Néanmoins, malgré la défaite du GPRA, Ben Youssef Ben Khedda, son  président se réjouit enfin du dénouement de la crise. Bien que l’armée des frontières ait pris la capitale par la force, les adversaires du BP ont décidé de donner la chance à la paix en se retirant de la scène politique. L’essentiel pour eux est de voir des Algériens à la tête des institutions et non des étrangers soutenus par une force de feu incommensurable. Ainsi, les wilayas III et IV et une partie de la wilaya II acceptent, elles aussi, le nouveau pouvoir. Bien qu’ils aient perdu un millier de morts, suite aux affrontements avec l’armée des frontières, les wilayas intérieures admettent de se mettre sous l’autorité du BP. Ceci provoque un enthousiasme général. Montrant un soulagement profond, Ben Khedda déclare à juste titre : « Ce qui était pour nous un rêve… est aujourd’hui devenu réalité ».  Cependant, maintenant que les adversaires du BP acceptent son autorité, celui-ci est seul responsable de la dérive du pouvoir. Le 13 septembre 1962, le BP publie une liste de 196 noms. Dans certains cas, le BP a arbitrairement éliminé certains noms, comme ils ont inscrits d’autres sans que les intéressés le sachent.  Selon Mohand Aziri : « D’autres furent par contre inclus « d’office », dont Mohamed Boudiaf, l’un des adversaires acharnés du clan Ben Bella avec Krim Belkacem, son allié. Boudiaf, député « malgré lui » de Sétif, menaçait, selon Ali Haroun, de jeter le tablier. Je démissionnerai, disait-il, si malgré mon refus d’être candidat, on continue à me considérer élu ». Cela dit, bien que les wilayas déjà citées aient fait allégeance, le BP continue à se méfier d’elles. Citant Benjamin Stora, Mohand Aziri écrit : « la première liste  dégageait une majorité à l’assemblée qui était loin d’être favorable au BP, mais pas pour longtemps… Le BP refusera de maintenir sa caution pour certains candidats ; d’où la méticuleuse purge qu’il effectuera par la suite ». Ainsi, avant même la tenue de la première élection, le BP a refusé de partager le pouvoir. En effet, le BP ne voulait ni d’un gouvernement d’union nationale ni d’une assemblée plurielle. Le spécialiste de la question du pouvoir en Algérie, Abdelkader Yafsah, relate avec quel esprit Ben Bella a écarté ses adversaires : « Ben Bella éliminera beaucoup d’hommes qui avaient critiqué son action ou ne s’étaient pas rangés sans équivoque de son côté ».

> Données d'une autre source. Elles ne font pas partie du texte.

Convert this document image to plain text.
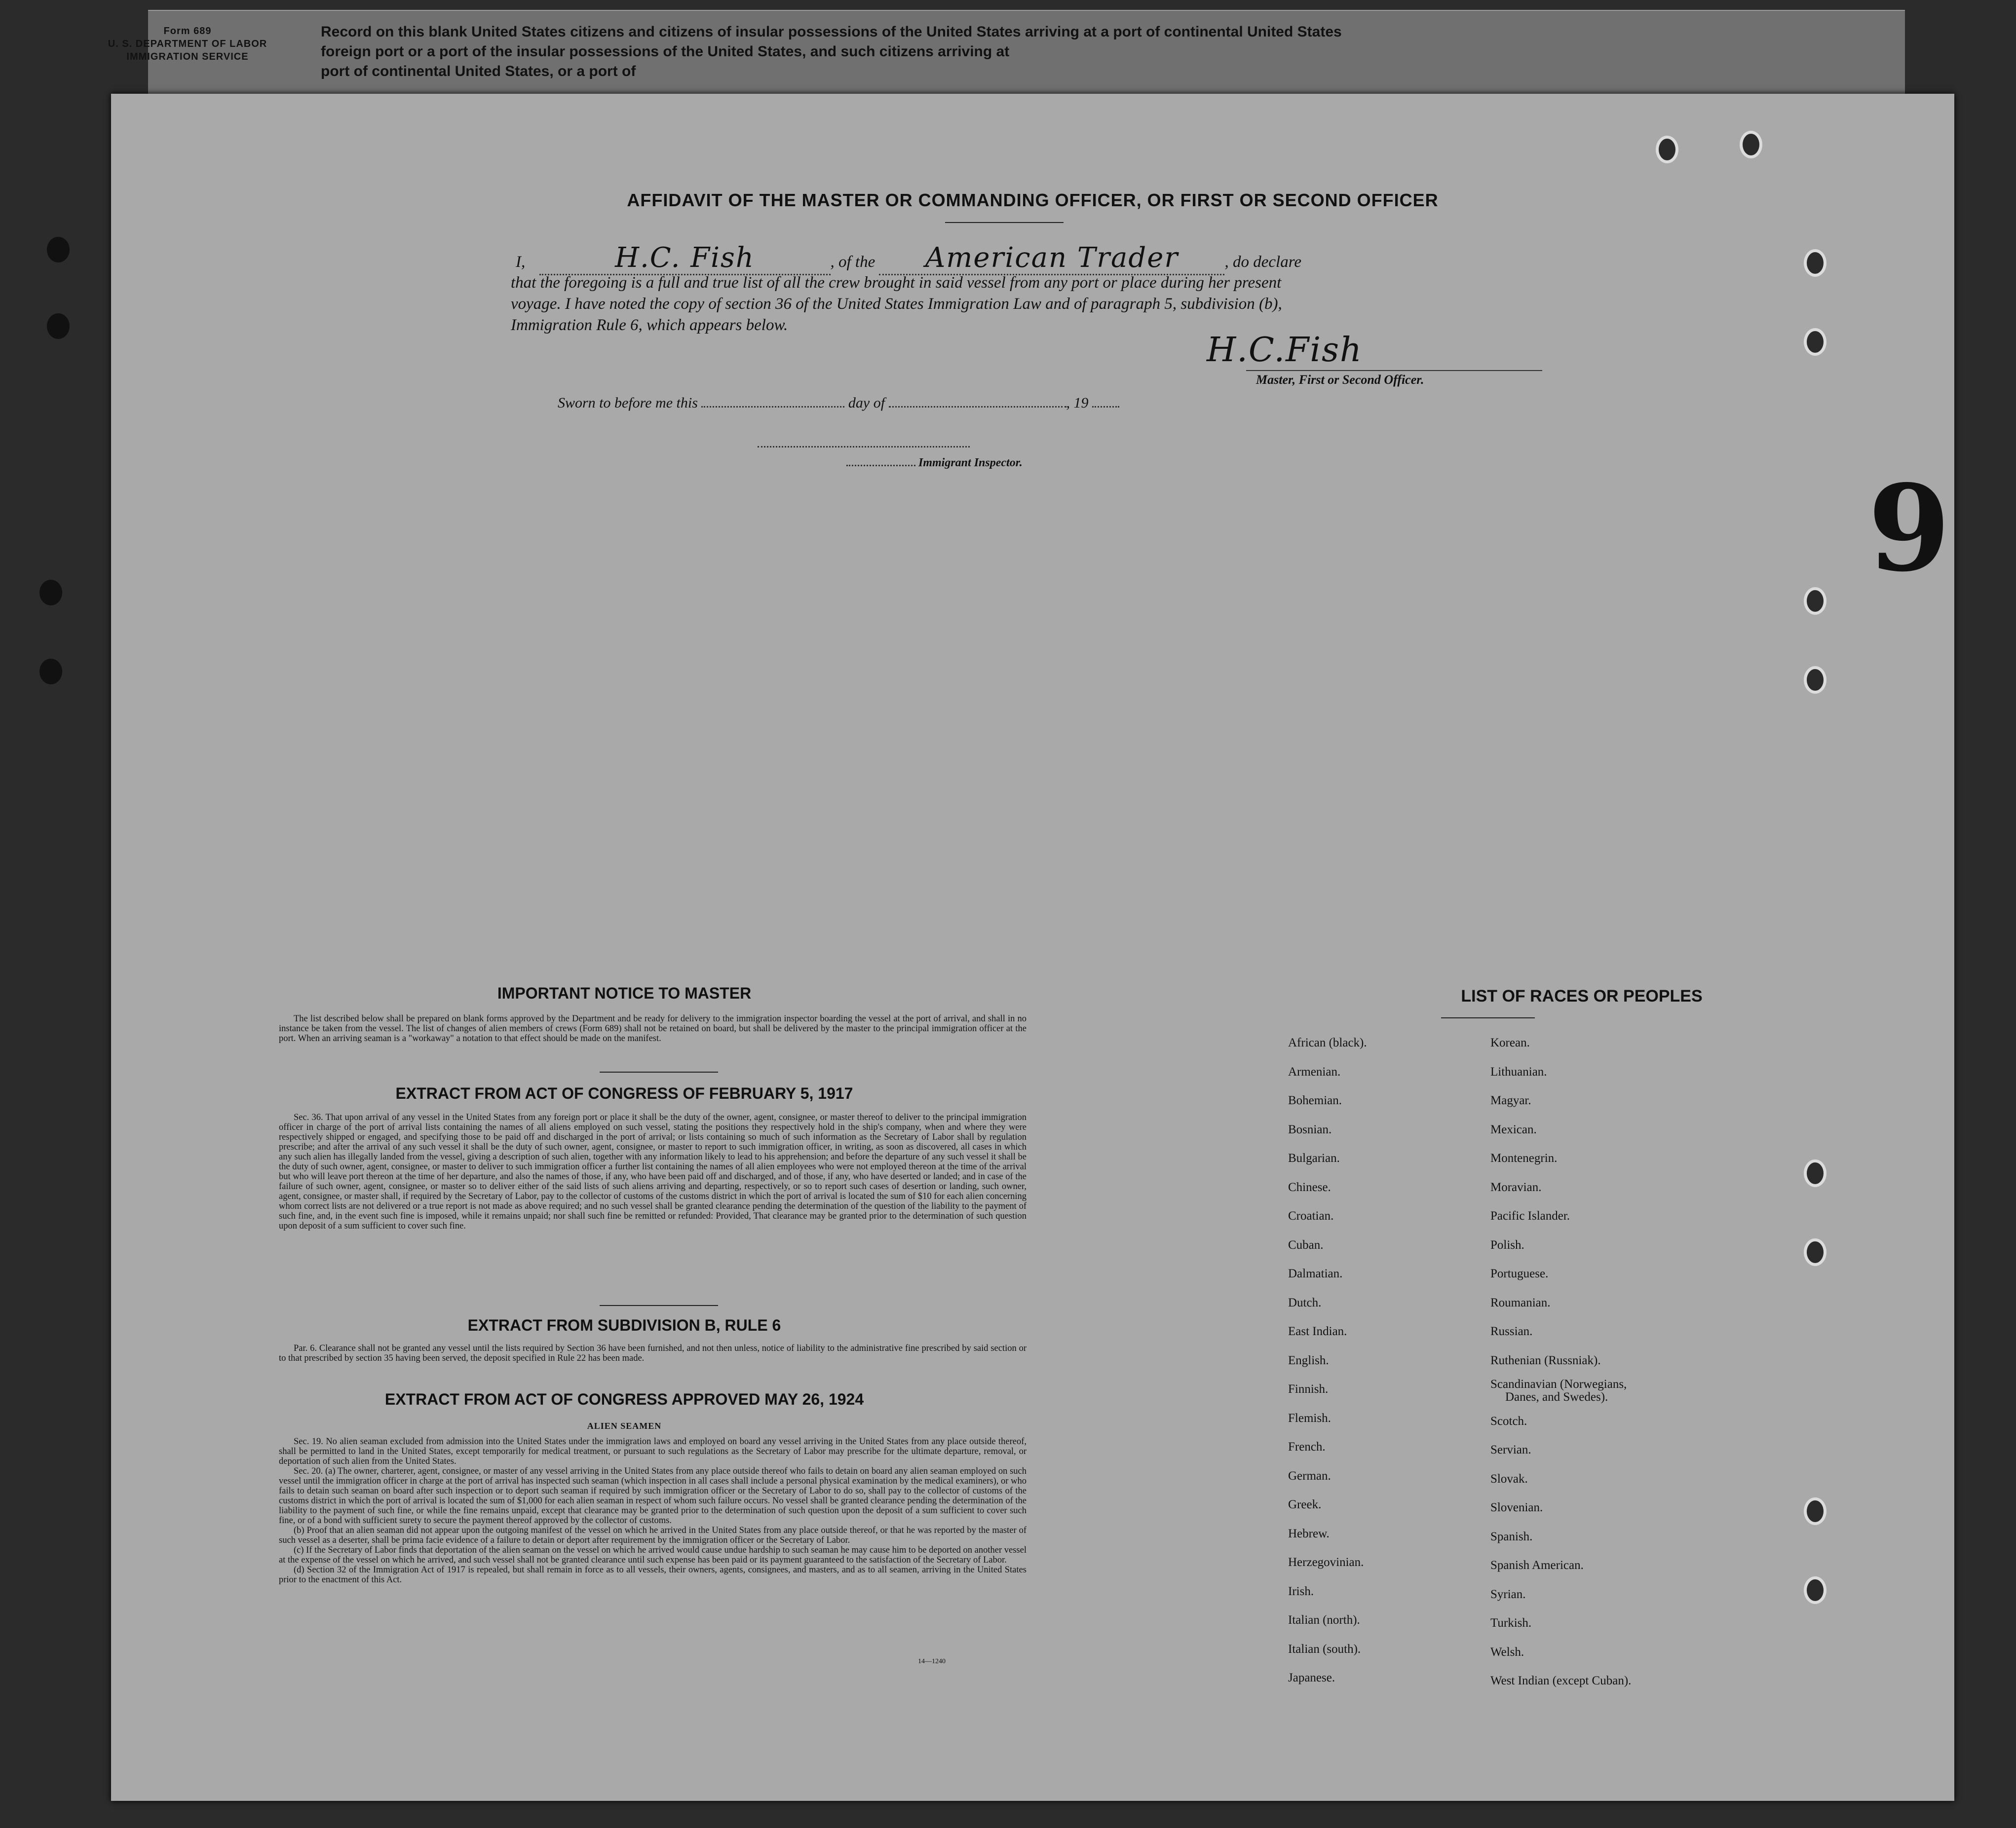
Form 689
U. S. DEPARTMENT OF LABOR
IMMIGRATION SERVICE
Record on this blank United States citizens and citizens of insular possessions of the United States arriving at a port of continental United States
foreign port or a port of the insular possessions of the United States, and such citizens arriving at
port of continental United States, or a port of
9
AFFIDAVIT OF THE MASTER OR COMMANDING OFFICER, OR FIRST OR SECOND OFFICER
I,	H.C. Fish	, of the American Trader	, do declare
that the foregoing is a full and true list of all the crew brought in said vessel from any port or place during her present
voyage. I have noted the copy of section 36 of the United States Immigration Law and of paragraph 5, subdivision (b),
Immigration Rule 6, which appears below.
H.C.Fish
Master, First or Second Officer.
Sworn to before me this	day of	, 19
Immigrant Inspector.
IMPORTANT NOTICE TO MASTER

The list described below shall be prepared on blank forms approved by the Department and be ready for delivery to the immigration inspector boarding the vessel at the port of arrival, and shall in no instance be taken from the vessel. The list of changes of alien members of crews (Form 689) shall not be retained on board, but shall be delivered by the master to the principal immigration officer at the port. When an arriving seaman is a "workaway" a notation to that effect should be made on the manifest.

EXTRACT FROM ACT OF CONGRESS OF FEBRUARY 5, 1917

Sec. 36. That upon arrival of any vessel in the United States from any foreign port or place it shall be the duty of the owner, agent, consignee, or master thereof to deliver to the principal immigration officer in charge of the port of arrival lists containing the names of all aliens employed on such vessel, stating the positions they respectively hold in the ship's company, when and where they were respectively shipped or engaged, and specifying those to be paid off and discharged in the port of arrival; or lists containing so much of such information as the Secretary of Labor shall by regulation prescribe; and after the arrival of any such vessel it shall be the duty of such owner, agent, consignee, or master to report to such immigration officer, in writing, as soon as discovered, all cases in which any such alien has illegally landed from the vessel, giving a description of such alien, together with any information likely to lead to his apprehension; and before the departure of any such vessel it shall be the duty of such owner, agent, consignee, or master to deliver to such immigration officer a further list containing the names of all alien employees who were not employed thereon at the time of the arrival but who will leave port thereon at the time of her departure, and also the names of those, if any, who have been paid off and discharged, and of those, if any, who have deserted or landed; and in case of the failure of such owner, agent, consignee, or master so to deliver either of the said lists of such aliens arriving and departing, respectively, or so to report such cases of desertion or landing, such owner, agent, consignee, or master shall, if required by the Secretary of Labor, pay to the collector of customs of the customs district in which the port of arrival is located the sum of $10 for each alien concerning whom correct lists are not delivered or a true report is not made as above required; and no such vessel shall be granted clearance pending the determination of the question of the liability to the payment of such fine, and, in the event such fine is imposed, while it remains unpaid; nor shall such fine be remitted or refunded: Provided, That clearance may be granted prior to the determination of such question upon deposit of a sum sufficient to cover such fine.

EXTRACT FROM SUBDIVISION B, RULE 6

Par. 6. Clearance shall not be granted any vessel until the lists required by Section 36 have been furnished, and not then unless, notice of liability to the administrative fine prescribed by said section or to that prescribed by section 35 having been served, the deposit specified in Rule 22 has been made.

EXTRACT FROM ACT OF CONGRESS APPROVED MAY 26, 1924
ALIEN SEAMEN

Sec. 19. No alien seaman excluded from admission into the United States under the immigration laws and employed on board any vessel arriving in the United States from any place outside thereof, shall be permitted to land in the United States, except temporarily for medical treatment, or pursuant to such regulations as the Secretary of Labor may prescribe for the ultimate departure, removal, or deportation of such alien from the United States.

Sec. 20. (a) The owner, charterer, agent, consignee, or master of any vessel arriving in the United States from any place outside thereof who fails to detain on board any alien seaman employed on such vessel until the immigration officer in charge at the port of arrival has inspected such seaman (which inspection in all cases shall include a personal physical examination by the medical examiners), or who fails to detain such seaman on board after such inspection or to deport such seaman if required by such immigration officer or the Secretary of Labor to do so, shall pay to the collector of customs of the customs district in which the port of arrival is located the sum of $1,000 for each alien seaman in respect of whom such failure occurs. No vessel shall be granted clearance pending the determination of the liability to the payment of such fine, or while the fine remains unpaid, except that clearance may be granted prior to the determination of such question upon the deposit of a sum sufficient to cover such fine, or of a bond with sufficient surety to secure the payment thereof approved by the collector of customs.

(b) Proof that an alien seaman did not appear upon the outgoing manifest of the vessel on which he arrived in the United States from any place outside thereof, or that he was reported by the master of such vessel as a deserter, shall be prima facie evidence of a failure to detain or deport after requirement by the immigration officer or the Secretary of Labor.

(c) If the Secretary of Labor finds that deportation of the alien seaman on the vessel on which he arrived would cause undue hardship to such seaman he may cause him to be deported on another vessel at the expense of the vessel on which he arrived, and such vessel shall not be granted clearance until such expense has been paid or its payment guaranteed to the satisfaction of the Secretary of Labor.

(d) Section 32 of the Immigration Act of 1917 is repealed, but shall remain in force as to all vessels, their owners, agents, consignees, and masters, and as to all seamen, arriving in the United States prior to the enactment of this Act.

14—1240
LIST OF RACES OR PEOPLES
African (black).
Armenian.
Bohemian.
Bosnian.
Bulgarian.
Chinese.
Croatian.
Cuban.
Dalmatian.
Dutch.
East Indian.
English.
Finnish.
Flemish.
French.
German.
Greek.
Hebrew.
Herzegovinian.
Irish.
Italian (north).
Italian (south).
Japanese.
Korean.
Lithuanian.
Magyar.
Mexican.
Montenegrin.
Moravian.
Pacific Islander.
Polish.
Portuguese.
Roumanian.
Russian.
Ruthenian (Russniak).
Scandinavian (Norwegians,
Danes, and Swedes).
Scotch.
Servian.
Slovak.
Slovenian.
Spanish.
Spanish American.
Syrian.
Turkish.
Welsh.
West Indian (except Cuban).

Cette façon revancharde de gérer le pays va vite montrer le glissement du nouveau pouvoir vers la dictature. Du coup, l’élimination de 56 membres de la révolution donnera une majorité incontestable à la coalition Ben Bella-Boumediene à la nouvelle assemblée. Selon Ali Haroun, à l’assemblée, l’opposition est réduite.  Lors du vote à la présidence de l’assemblée, la quasi-totalité des députés, soit 155, vote oui. « Le nombre de députés de l’opposition s’est réduit de 36 à 20, en l’espace de trois jours. Ben Bella, candidat unique, est élu, le 29 septembre, président du Conseil, chef du gouvernement, avec 159 voix pour, 19 abstentions et un contre », écrit encore Ali Haroun. Dans ces conditions, la nouvelle assemblée a du mal à effectuer son travail. Réduite à un rôle de spectatrice, comparativement au pouvoir de l’exécutif, l’assemblée voit son pouvoir s’émietter au fil des jours.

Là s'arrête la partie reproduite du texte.